07/01/1990 - 06/30/1991
- Kevin McSweeney, UW-Madison
- Fred Madison, WGNHS
The inherent characteristics of sandy soils–rapid permeability, low organic matter and clay content, limit their ability to degrade and attenuate movement of contaminants. In areas with shallow aquifers overlain by sandy soils, the risk of contamination is generally considered great. Nevertheless, well monitoring data and column studies have shown differences in rates and amounts of atrazine leakage beneath seemingly similar sandy soils. Intrinsic differences among these soils may explain the differences in transport rates. The objective of this study was to characterize the major chemical properties of the mineral and organic components of five sandy soils (representing a broad range of the variation found in the State) and relate them to adsorption of atrazine.
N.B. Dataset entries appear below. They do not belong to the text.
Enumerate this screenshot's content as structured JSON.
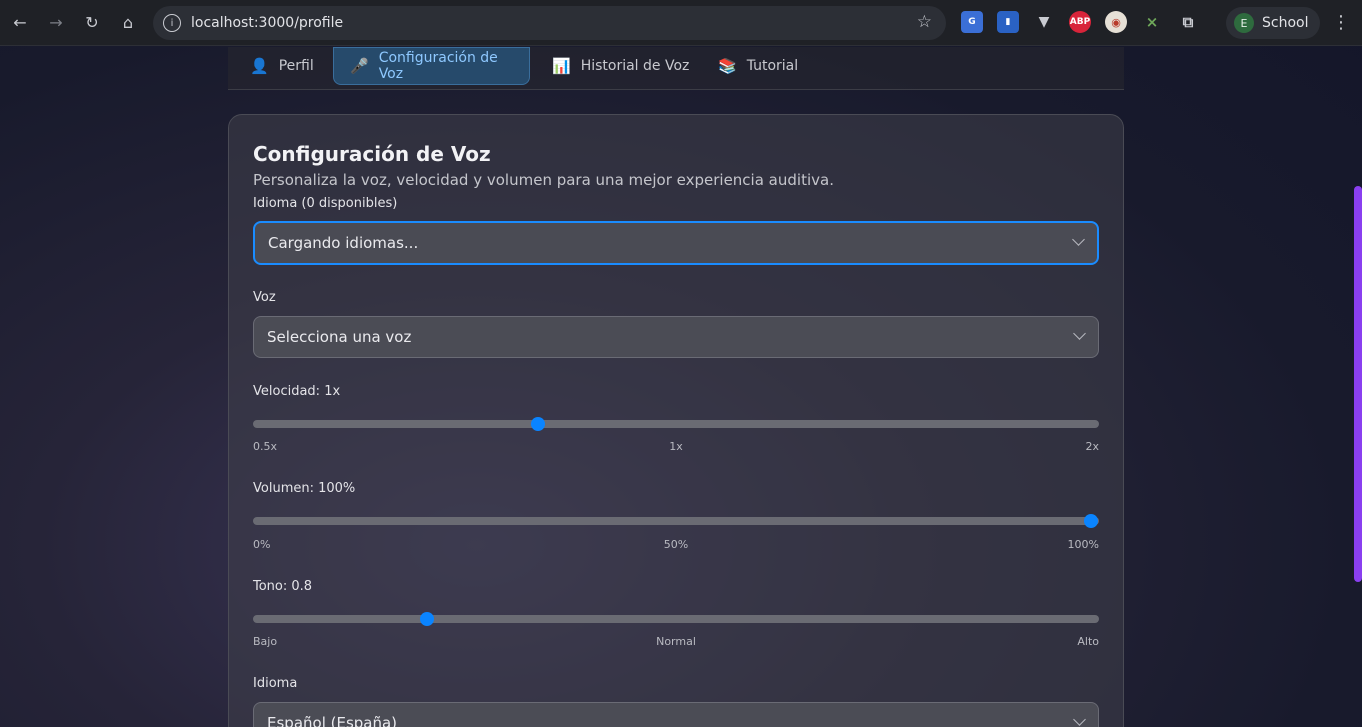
{
  "browser": {
    "url": "localhost:3000/profile",
    "profile_initial": "E",
    "profile_name": "School",
    "extensions": [
      "translate-icon",
      "bookmark-icon",
      "vee-icon",
      "ABP",
      "mask-icon",
      "puzzle-x-icon",
      "extensions-icon"
    ]
  },
  "tabs": [
    {
      "icon": "👤",
      "label": "Perfil"
    },
    {
      "icon": "🎤",
      "label": "Configuración de Voz"
    },
    {
      "icon": "📊",
      "label": "Historial de Voz"
    },
    {
      "icon": "📚",
      "label": "Tutorial"
    }
  ],
  "card": {
    "title": "Configuración de Voz",
    "subtitle": "Personaliza la voz, velocidad y volumen para una mejor experiencia auditiva.",
    "language_label": "Idioma (0 disponibles)",
    "language_value": "Cargando idiomas...",
    "voice_label": "Voz",
    "voice_value": "Selecciona una voz",
    "speed": {
      "label": "Velocidad: 1x",
      "value": 1,
      "min": 0.5,
      "max": 2,
      "ticks": [
        "0.5x",
        "1x",
        "2x"
      ]
    },
    "volume": {
      "label": "Volumen: 100%",
      "value": 100,
      "min": 0,
      "max": 100,
      "ticks": [
        "0%",
        "50%",
        "100%"
      ]
    },
    "pitch": {
      "label": "Tono: 0.8",
      "value": 0.8,
      "ticks": [
        "Bajo",
        "Normal",
        "Alto"
      ]
    },
    "idioma_label": "Idioma",
    "idioma_value": "Español (España)"
  },
  "colors": {
    "accent": "#0a84ff",
    "scrollbar": "#8a3ff0"
  }
}
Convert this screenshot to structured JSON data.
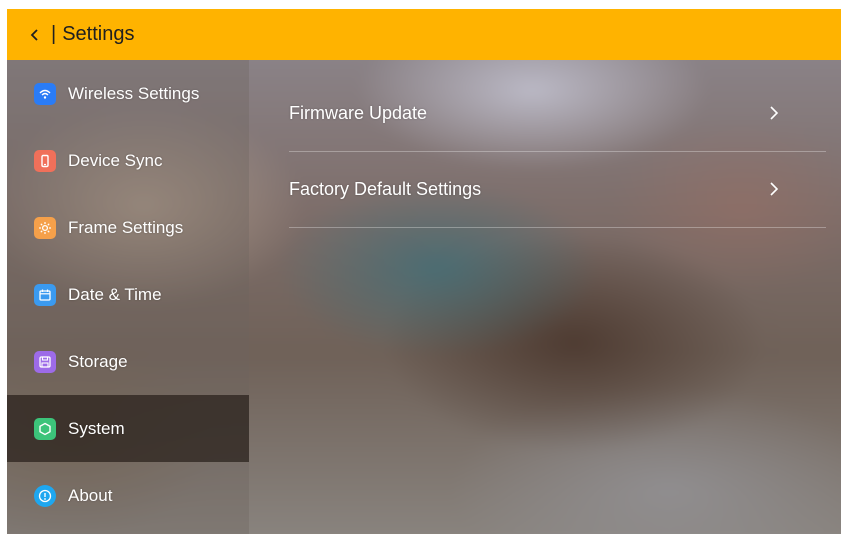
{
  "header": {
    "back_icon": "chevron-left-icon",
    "separator": "|",
    "title": "Settings",
    "color": "#FFB300"
  },
  "sidebar": {
    "items": [
      {
        "label": "Wireless Settings",
        "icon": "wifi-icon",
        "icon_color": "#2A7CF6",
        "selected": false
      },
      {
        "label": "Device Sync",
        "icon": "phone-icon",
        "icon_color": "#F0705A",
        "selected": false
      },
      {
        "label": "Frame Settings",
        "icon": "brightness-icon",
        "icon_color": "#F5A04A",
        "selected": false
      },
      {
        "label": "Date & Time",
        "icon": "calendar-icon",
        "icon_color": "#3A9AF0",
        "selected": false
      },
      {
        "label": "Storage",
        "icon": "save-icon",
        "icon_color": "#9D6BE8",
        "selected": false
      },
      {
        "label": "System",
        "icon": "hexagon-icon",
        "icon_color": "#3CC47A",
        "selected": true
      },
      {
        "label": "About",
        "icon": "info-icon",
        "icon_color": "#1EA7F0",
        "selected": false
      }
    ]
  },
  "main": {
    "rows": [
      {
        "label": "Firmware Update",
        "icon": "chevron-right-icon"
      },
      {
        "label": "Factory Default Settings",
        "icon": "chevron-right-icon"
      }
    ]
  }
}
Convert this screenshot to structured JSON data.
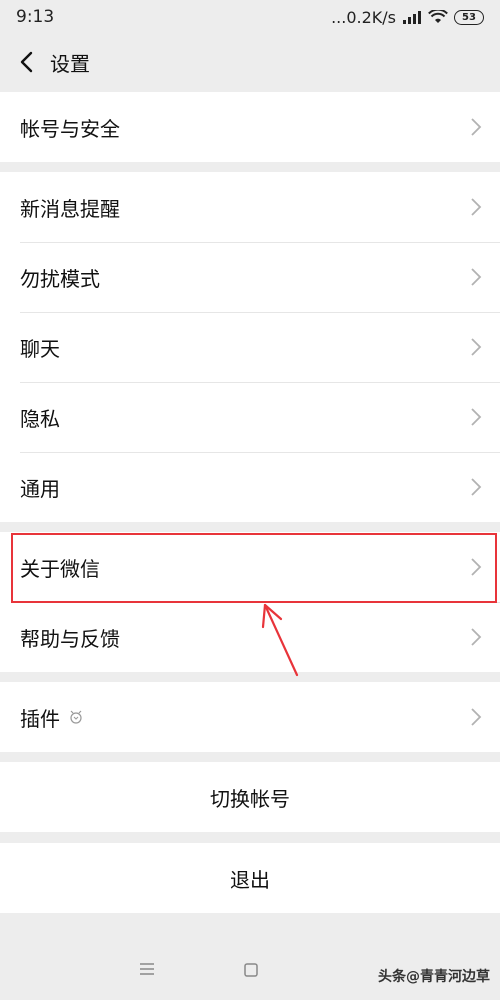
{
  "status_bar": {
    "time": "9:13",
    "speed": "...0.2K/s",
    "battery": "53"
  },
  "header": {
    "title": "设置"
  },
  "groups": {
    "account": [
      {
        "label": "帐号与安全"
      }
    ],
    "general": [
      {
        "label": "新消息提醒"
      },
      {
        "label": "勿扰模式"
      },
      {
        "label": "聊天"
      },
      {
        "label": "隐私"
      },
      {
        "label": "通用"
      }
    ],
    "about": [
      {
        "label": "关于微信"
      },
      {
        "label": "帮助与反馈"
      }
    ],
    "plugins": [
      {
        "label": "插件",
        "icon": "plugin-icon"
      }
    ]
  },
  "actions": {
    "switch_account": "切换帐号",
    "logout": "退出"
  },
  "watermark": "头条@青青河边草",
  "colors": {
    "highlight": "#e8343a",
    "background": "#ededed"
  }
}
The estimates of the secondary crystalline Fe-oxides and noncrystalline Fe- and Al-oxides did not significantly correlate with the adsorption coefficients (Kd) of atrazine. No significant correlation resulted between the clay content, silt content and pH, and the Kds. The amount of organic carbon (% OC) was the most important constituent in terms of atrazine adsorption, the correlation coefficient (r) was 0.95. When the correlation was done by horizon, r increased to 0.98 for the A horizons, and decreased to 0.85 for the B horizons. Physical properties that affect rate and pathways of water movement differ among the soils examined. We postulate from data obtained in this and allied studies, that sandy soils with very uniform grain size and no morphological evidence of hydrological discontinuities are associated with rapid transport of water and probably less potential for contaminant adsorption than those with more heterogeneous particle size distributions.